How will the economy affect attendance at the NAB Show this year?
Anecdotally, it’s hard to imagine attendance going up, based on what we hear from exhibitors and engineers.
Gary Kline of Cumulus told RW, “We will have a smaller number of engineers present at NAB. It will be significantly less than last year but decision makers will be present.”
Asked about his company’s plans, Clear Channel’s Jeff Littlejohn said, “I really don’t want to say how many, but Clear Channel will have a few engineers in Las Vegas working on various matters.”
One engineering source said a decision by CBS not to send staff to the NAB Show meant a loss of some presenters. RW did not hear back immediately to a request for plans from engineering execs at CBS.
Milford Smith of Greater Media told RW, “Last year only those GMI engineers who were actively participating in the BEC — paper presentations and the like — attended at company expense. This year I will be the sole official attendee, although one or more of the various market chiefs may possibly attend at their own expense.”
One commercial corporate DOE predicted, “I think it will be a very small domestic representation from the technical side.”
In public radio, Dan Mansergh of the Association of Public Radio Engineers (who is also an RW contributor) doesn’t have firm numbers because registration for the Public Radio Engineering Conference hasn’t begun. But: “Given the financial climate and from what we’ve been hearing so far from our members, we’re projecting lower numbers than last year, so we’re putting together a program that makes economic sense by partnering more closely with NAB and SBE to offer admission to and complement the content of the Ennes sessions as a part of the Public Radio Engineering Conference.”
Exhibitors have echoed these comments, although a major transmitter manufacturer told RW this week that interest in its annual training event in Las Vegas remains high.
NAB spokesman Kris Jones did not comment directly on likely attendance but said, “In times of economic uncertainty, conventions like the NAB Show provide even greater value” because exhibitors can reach executive-level attendees with buying power, and “for radio broadcasters, there is no other venue on Earth that provides a greater variety of exhibiting companies and educational sessions.”

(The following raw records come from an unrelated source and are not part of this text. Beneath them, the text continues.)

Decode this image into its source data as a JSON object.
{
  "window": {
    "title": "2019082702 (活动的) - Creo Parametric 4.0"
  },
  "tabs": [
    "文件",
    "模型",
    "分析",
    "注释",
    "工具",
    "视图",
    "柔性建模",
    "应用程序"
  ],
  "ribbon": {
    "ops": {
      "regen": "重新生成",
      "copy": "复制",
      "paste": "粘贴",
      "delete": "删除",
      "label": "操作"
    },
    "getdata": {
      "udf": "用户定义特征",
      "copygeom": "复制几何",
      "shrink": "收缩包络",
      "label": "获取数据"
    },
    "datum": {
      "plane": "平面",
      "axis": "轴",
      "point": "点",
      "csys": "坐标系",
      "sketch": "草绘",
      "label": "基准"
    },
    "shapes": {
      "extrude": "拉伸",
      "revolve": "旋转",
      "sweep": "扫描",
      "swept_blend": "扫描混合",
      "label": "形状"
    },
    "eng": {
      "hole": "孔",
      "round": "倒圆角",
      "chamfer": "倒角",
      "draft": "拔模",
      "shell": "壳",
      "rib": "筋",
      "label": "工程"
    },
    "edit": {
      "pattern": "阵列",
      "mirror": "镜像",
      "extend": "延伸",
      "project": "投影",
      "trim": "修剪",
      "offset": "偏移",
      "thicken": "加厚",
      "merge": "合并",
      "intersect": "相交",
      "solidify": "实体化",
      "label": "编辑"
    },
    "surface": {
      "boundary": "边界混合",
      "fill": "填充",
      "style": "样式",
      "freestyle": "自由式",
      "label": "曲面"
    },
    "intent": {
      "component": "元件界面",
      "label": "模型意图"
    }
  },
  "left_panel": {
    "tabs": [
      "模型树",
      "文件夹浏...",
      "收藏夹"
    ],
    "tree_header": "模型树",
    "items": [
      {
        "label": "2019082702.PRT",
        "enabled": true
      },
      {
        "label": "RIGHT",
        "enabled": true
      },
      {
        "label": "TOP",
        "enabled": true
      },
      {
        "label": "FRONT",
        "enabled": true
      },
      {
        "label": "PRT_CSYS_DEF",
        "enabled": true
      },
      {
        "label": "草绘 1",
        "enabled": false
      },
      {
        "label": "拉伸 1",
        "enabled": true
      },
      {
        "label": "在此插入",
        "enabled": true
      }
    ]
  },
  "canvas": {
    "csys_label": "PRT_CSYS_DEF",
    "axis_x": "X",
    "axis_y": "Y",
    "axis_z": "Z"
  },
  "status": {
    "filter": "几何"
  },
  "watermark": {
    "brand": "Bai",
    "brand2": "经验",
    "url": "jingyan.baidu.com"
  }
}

One forecast predicts overall NAB Show attendance will be down to about 98,000. The Las Vegas Sun did a story this week about expected turnout for four big seasonal shows. Regarding NAB, it reported: “Although the event will include a new 48-hour film festival, the induction of legendary Los Angeles Dodgers broadcaster Vin Scully into the Radio Broadcasting Hall of Fame and, possibly, additional discussions about the delayed transition to digital television, attendance is expected to dip to 98,000 from the original forecasts of 115,000. Registration could pick up after last month’s announcement that room rates would be discounted 20% to 40%.”
Given financial headlines, we’re guessing NAB might be happy with a turnout of 98,000 this year.